You can configure Amazon Managed Streaming for Apache Kafka to automatically expand your cluster's storage in response to increased usage using Application Auto-Scaling policies. Your auto-scaling policy sets the target disk utilization and the maximum scaling capacity.

Note

Amazon MSK does not reduce cluster storage in response to reduced usage. Amazon MSK does not support decreasing the size of storage volumes. If you need to reduce the size of your cluster storage, you must migrate your existing cluster to a cluster with smaller storage. For information about migrating a cluster, see Migration (p. 132).

NoteAmazon MSK does not support auto scaling in the Asia Pacific (Osaka) and Africa (Cape Town) Regions.

MSK Storage auto-expansion details

Your auto scaling policy defines the following parameters for your cluster:

Storage Utilization Target: The storage utilization threshold that Amazon MSK uses to trigger an auto-scaling operation. You can set the utilization target between 10% and 80% of the current storage capacity. We recommend that you set the Storage Utilization Target between 50% and 60%.

Maximum Storage Capacity: This setting is the maximum scaling limit that Amazon MSK can set your broker storage.

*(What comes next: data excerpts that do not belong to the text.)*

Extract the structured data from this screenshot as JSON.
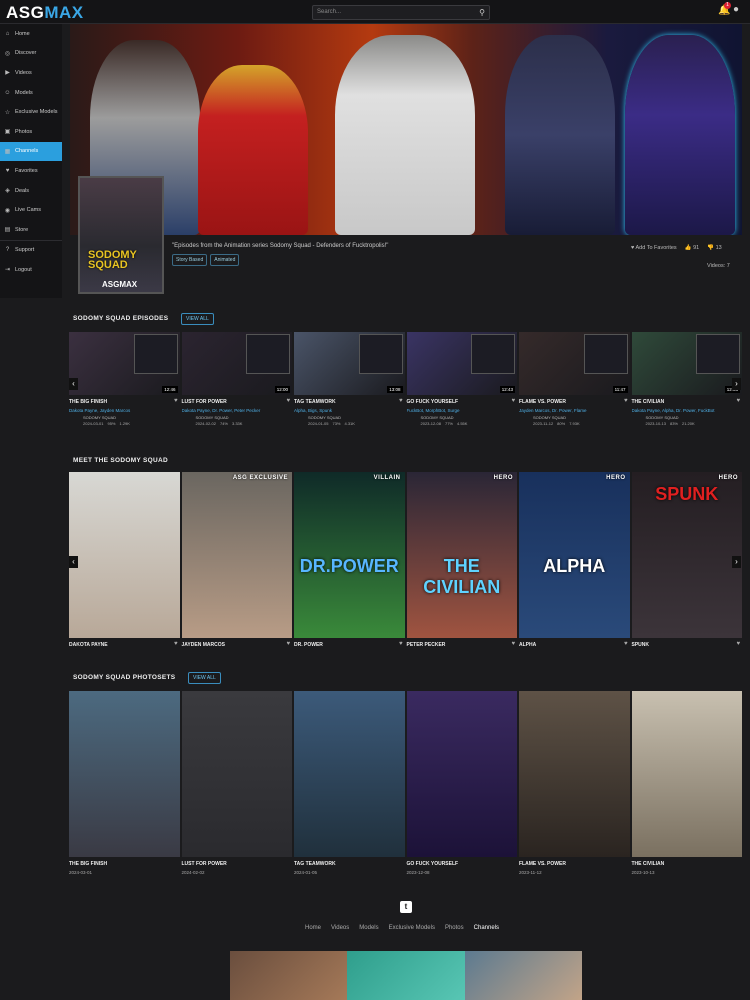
{
  "brand": {
    "logo_pre": "ASG",
    "logo_post": "MAX",
    "accent": "#2b9fde"
  },
  "search": {
    "placeholder": "Search..."
  },
  "header": {
    "notification_count": "1"
  },
  "sidebar": {
    "items": [
      {
        "label": "Home",
        "icon": "home-icon"
      },
      {
        "label": "Discover",
        "icon": "compass-icon"
      },
      {
        "label": "Videos",
        "icon": "video-icon"
      },
      {
        "label": "Models",
        "icon": "users-icon"
      },
      {
        "label": "Exclusive Models",
        "icon": "star-icon"
      },
      {
        "label": "Photos",
        "icon": "photo-icon"
      },
      {
        "label": "Channels",
        "icon": "grid-icon",
        "active": true
      },
      {
        "label": "Favorites",
        "icon": "heart-icon"
      },
      {
        "label": "Deals",
        "icon": "tag-icon"
      },
      {
        "label": "Live Cams",
        "icon": "camera-icon"
      },
      {
        "label": "Store",
        "icon": "store-icon"
      },
      {
        "label": "Support",
        "icon": "help-icon"
      },
      {
        "label": "Logout",
        "icon": "logout-icon"
      }
    ]
  },
  "channel": {
    "cover_title": "SODOMY SQUAD",
    "cover_brand": "ASGMAX",
    "description": "\"Episodes from the Animation series Sodomy Squad - Defenders of Fucktropolis!\"",
    "tags": [
      "Story Based",
      "Animated"
    ],
    "favorites_label": "Add To Favorites",
    "likes": "91",
    "dislikes": "13",
    "videos_count": "Videos: 7"
  },
  "episodes": {
    "title": "SODOMY SQUAD EPISODES",
    "view_all": "VIEW ALL",
    "items": [
      {
        "title": "THE BIG FINISH",
        "models": "Dakota Payne, Jayden Marcos",
        "studio": "SODOMY SQUAD",
        "date": "2024-03-01",
        "rating": "95%",
        "views": "1.29K",
        "duration": "12:46"
      },
      {
        "title": "LUST FOR POWER",
        "models": "Dakota Payne, Dr. Power, Peter Pecker",
        "studio": "SODOMY SQUAD",
        "date": "2024-02-02",
        "rating": "74%",
        "views": "3.33K",
        "duration": "12:00"
      },
      {
        "title": "TAG TEAMWORK",
        "models": "Alpha, Bigs, Spunk",
        "studio": "SODOMY SQUAD",
        "date": "2024-01-05",
        "rating": "73%",
        "views": "4.31K",
        "duration": "13:08"
      },
      {
        "title": "GO FUCK YOURSELF",
        "models": "FuckBot, MorphBot, Surge",
        "studio": "SODOMY SQUAD",
        "date": "2023-12-08",
        "rating": "77%",
        "views": "4.55K",
        "duration": "12:43"
      },
      {
        "title": "FLAME VS. POWER",
        "models": "Jayden Marcos, Dr. Power, Flame",
        "studio": "SODOMY SQUAD",
        "date": "2023-11-12",
        "rating": "80%",
        "views": "7.93K",
        "duration": "11:47"
      },
      {
        "title": "THE CIVILIAN",
        "models": "Dakota Payne, Alpha, Dr. Power, FuckBot",
        "studio": "SODOMY SQUAD",
        "date": "2023-10-13",
        "rating": "83%",
        "views": "21.20K",
        "duration": "12:08"
      }
    ]
  },
  "squad": {
    "title": "MEET THE SODOMY SQUAD",
    "items": [
      {
        "name": "DAKOTA PAYNE",
        "badge": ""
      },
      {
        "name": "JAYDEN MARCOS",
        "badge": "ASG EXCLUSIVE"
      },
      {
        "name": "DR. POWER",
        "badge": "VILLAIN",
        "art": "DR.POWER"
      },
      {
        "name": "PETER PECKER",
        "badge": "HERO",
        "art": "THE CIVILIAN"
      },
      {
        "name": "ALPHA",
        "badge": "HERO",
        "art": "ALPHA"
      },
      {
        "name": "SPUNK",
        "badge": "HERO",
        "art": "SPUNK"
      }
    ]
  },
  "photosets": {
    "title": "SODOMY SQUAD PHOTOSETS",
    "view_all": "VIEW ALL",
    "items": [
      {
        "title": "THE BIG FINISH",
        "date": "2024-03-01"
      },
      {
        "title": "LUST FOR POWER",
        "date": "2024-02-02"
      },
      {
        "title": "TAG TEAMWORK",
        "date": "2024-01-05"
      },
      {
        "title": "GO FUCK YOURSELF",
        "date": "2023-12-08"
      },
      {
        "title": "FLAME VS. POWER",
        "date": "2023-11-12"
      },
      {
        "title": "THE CIVILIAN",
        "date": "2023-10-13"
      }
    ]
  },
  "footer": {
    "links": [
      "Home",
      "Videos",
      "Models",
      "Exclusive Models",
      "Photos",
      "Channels"
    ],
    "current": "Channels"
  }
}
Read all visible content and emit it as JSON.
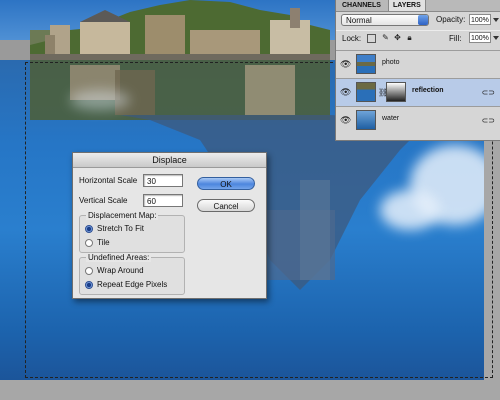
{
  "colors": {
    "panel_bg": "#d6d6d6",
    "selected_layer": "#b8cbe8",
    "dialog_bg": "#e6e6e6",
    "ok_button": "#4d86de",
    "water_blue": "#2676c6"
  },
  "layers_panel": {
    "tabs": [
      "CHANNELS",
      "LAYERS"
    ],
    "active_tab": "LAYERS",
    "blend_mode": "Normal",
    "opacity_label": "Opacity:",
    "opacity_value": "100%",
    "lock_label": "Lock:",
    "fill_label": "Fill:",
    "fill_value": "100%",
    "lock_icons": [
      "lock-transparency-icon",
      "lock-image-icon",
      "lock-position-icon",
      "lock-all-icon"
    ],
    "layers": [
      {
        "name": "photo",
        "visible": true,
        "selected": false,
        "has_mask": false
      },
      {
        "name": "reflection",
        "visible": true,
        "selected": true,
        "has_mask": true
      },
      {
        "name": "water",
        "visible": true,
        "selected": false,
        "has_mask": false
      }
    ]
  },
  "dialog": {
    "title": "Displace",
    "horizontal_scale_label": "Horizontal Scale",
    "horizontal_scale_value": "30",
    "vertical_scale_label": "Vertical Scale",
    "vertical_scale_value": "60",
    "displacement_map_title": "Displacement Map:",
    "displacement_options": [
      "Stretch To Fit",
      "Tile"
    ],
    "displacement_selected": "Stretch To Fit",
    "undefined_areas_title": "Undefined Areas:",
    "undefined_options": [
      "Wrap Around",
      "Repeat Edge Pixels"
    ],
    "undefined_selected": "Repeat Edge Pixels",
    "ok_label": "OK",
    "cancel_label": "Cancel"
  }
}
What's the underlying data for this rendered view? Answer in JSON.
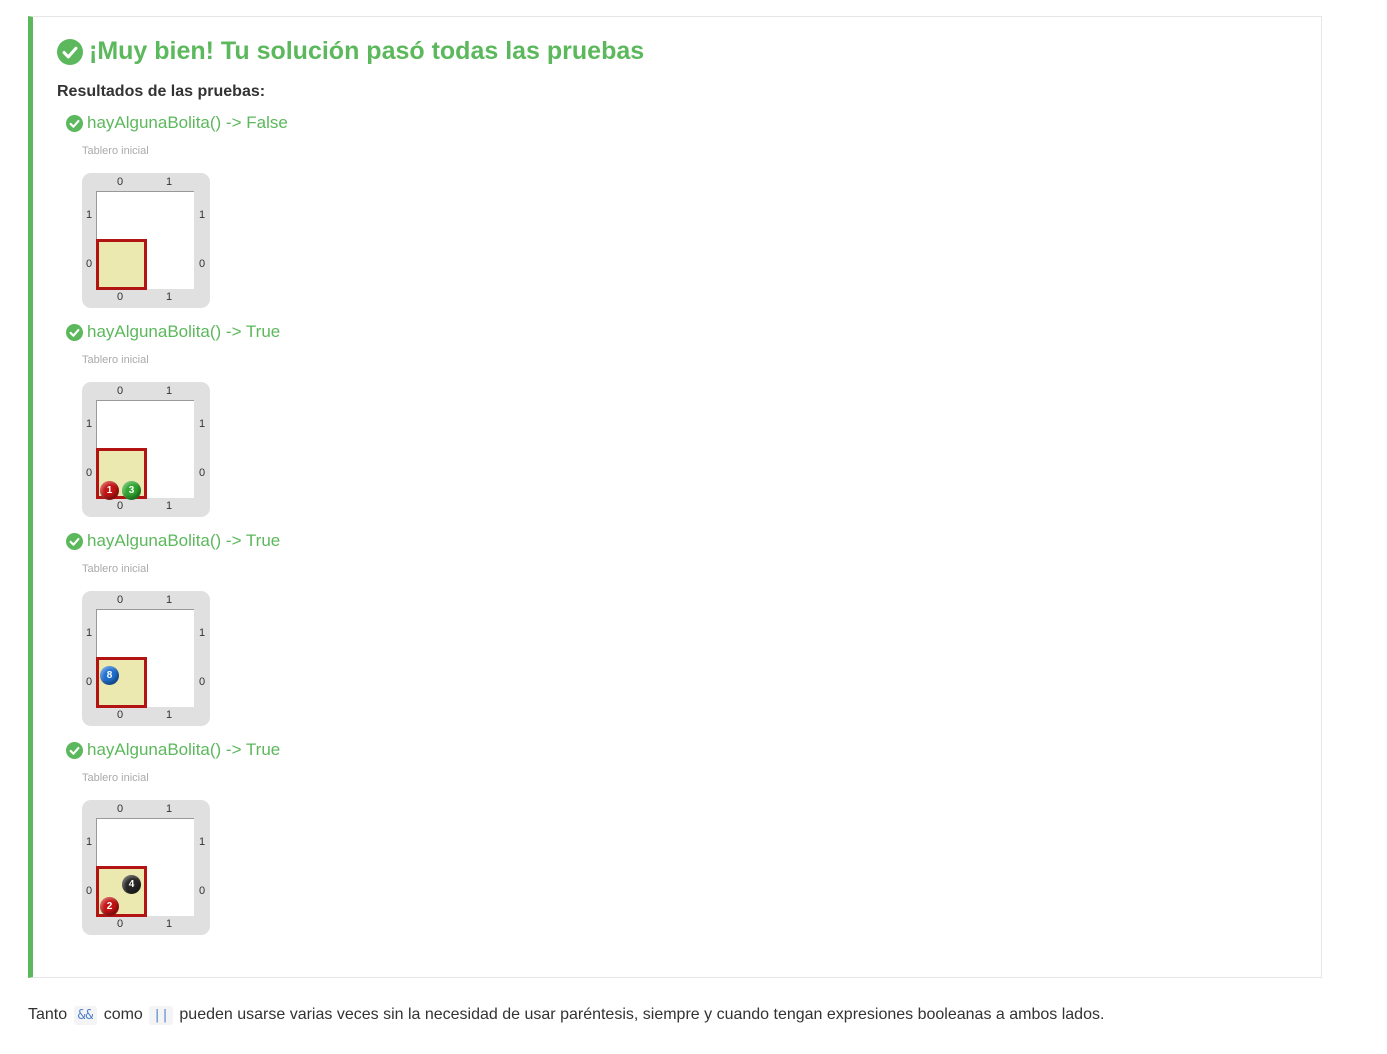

You can set the maximum storage capacity up to 16 TiB per broker. For more information, see Amazon MSK Quota (p. 150).

When the service detects that your Maximum Disk Utilization metric is equal to or greater than the Storage Utilization Target setting, it will increase your storage capacity automatically. Amazon MSK first expands your cluster storage by an amount equal to the larger of two numbers: 10 GiB and 10% of current storage. For example, if you have 1000 GiB, that amount is 100 GiB. Further scaling operations increase storage by a greater amount. The service checks your storage utilization every minute.

You can check to determine if auto scaling operations occurred using the ListClusterOperations operation.

Setting up auto-expansion for your Amazon MSK cluster

You can use the Amazon MSK console or the Amazon MSK API to implement auto-expanding storage.

NoteYou can't implement auto-expansion when you create a cluster. You must first create the cluster, and then create and enable an auto-expansion policy for it. However, you can create the policy while the Amazon MSK service creates your cluster.

Setting up auto-expansion using the AWS Management Console

1. Sign in to the AWS Management Console, and open the Amazon MSK console at https://

console.aws.amazon.com/msk/home?region=us-east-1#/home/.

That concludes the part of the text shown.